Some migratory birds take flight in the evening, guiding themselves by the stars. However, nighttime lights shining from tall buildings and skyscrapers disorient them.
The birds are drawn to the artificial light, but can become confused by the reflective surface and collide. Others that manage to avoid the glass may continue to fly around disoriented until they fall with exhaustion.
Parks has since joined a volunteer group called Lights out Baltimore that advocates for shutting down decorative lights during peak migratory hours and designing buildings that make glass visible to birds.
In the spring and fall migratory seasons, Parks and other Lights out Baltimore volunteers walk a three-mile loop during the pre-dawn hours around the city's center collecting fallen birds.
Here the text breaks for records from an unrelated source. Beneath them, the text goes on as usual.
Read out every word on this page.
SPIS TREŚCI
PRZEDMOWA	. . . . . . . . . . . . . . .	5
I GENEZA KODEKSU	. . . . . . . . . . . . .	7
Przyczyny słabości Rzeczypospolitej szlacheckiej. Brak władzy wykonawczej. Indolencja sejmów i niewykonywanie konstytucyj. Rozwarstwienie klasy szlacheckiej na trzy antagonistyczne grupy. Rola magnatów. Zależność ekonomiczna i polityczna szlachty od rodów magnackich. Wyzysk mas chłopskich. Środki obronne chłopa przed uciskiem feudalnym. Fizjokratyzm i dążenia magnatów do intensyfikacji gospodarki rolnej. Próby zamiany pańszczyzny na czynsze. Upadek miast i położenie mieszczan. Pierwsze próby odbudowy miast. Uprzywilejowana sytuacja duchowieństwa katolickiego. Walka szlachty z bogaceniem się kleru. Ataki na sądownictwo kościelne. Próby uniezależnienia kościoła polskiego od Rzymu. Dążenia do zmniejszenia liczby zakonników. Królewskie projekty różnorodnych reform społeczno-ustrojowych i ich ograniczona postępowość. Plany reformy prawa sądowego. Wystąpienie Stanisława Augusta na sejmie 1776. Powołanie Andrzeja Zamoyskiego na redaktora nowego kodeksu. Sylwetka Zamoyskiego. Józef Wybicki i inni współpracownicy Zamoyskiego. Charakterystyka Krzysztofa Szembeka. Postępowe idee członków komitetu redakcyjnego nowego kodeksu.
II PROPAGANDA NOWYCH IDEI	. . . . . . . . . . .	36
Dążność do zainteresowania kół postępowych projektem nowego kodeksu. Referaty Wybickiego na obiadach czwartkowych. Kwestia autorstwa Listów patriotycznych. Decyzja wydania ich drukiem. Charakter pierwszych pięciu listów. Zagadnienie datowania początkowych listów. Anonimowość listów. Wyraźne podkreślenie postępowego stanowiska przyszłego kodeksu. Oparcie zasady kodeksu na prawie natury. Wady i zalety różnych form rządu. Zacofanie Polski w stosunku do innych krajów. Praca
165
The stunned or injured ones go to a nearby wildlife facility and the dead ones are placed in Ziploc bags and stored in freezers until the end of the season.
The dead birds are eventually sent to the Smithsonian Institute where they are cataloged by the museum's ornithologists.
But in 2012, before Parks sent off her lot, she laid the birds out on a sidewalk or a porch to capture their portraits.
"I was picking the birds up in the morning and I had an emotional response so I wanted to honor the loss," she said. The result was a series of photographs inspired by 19th century postmortem portraiture.
Parks is also giving talks to raise awareness of bird deaths by collision with buildings. "The impulse is to capture the beauty of the birds and to educate people," she said.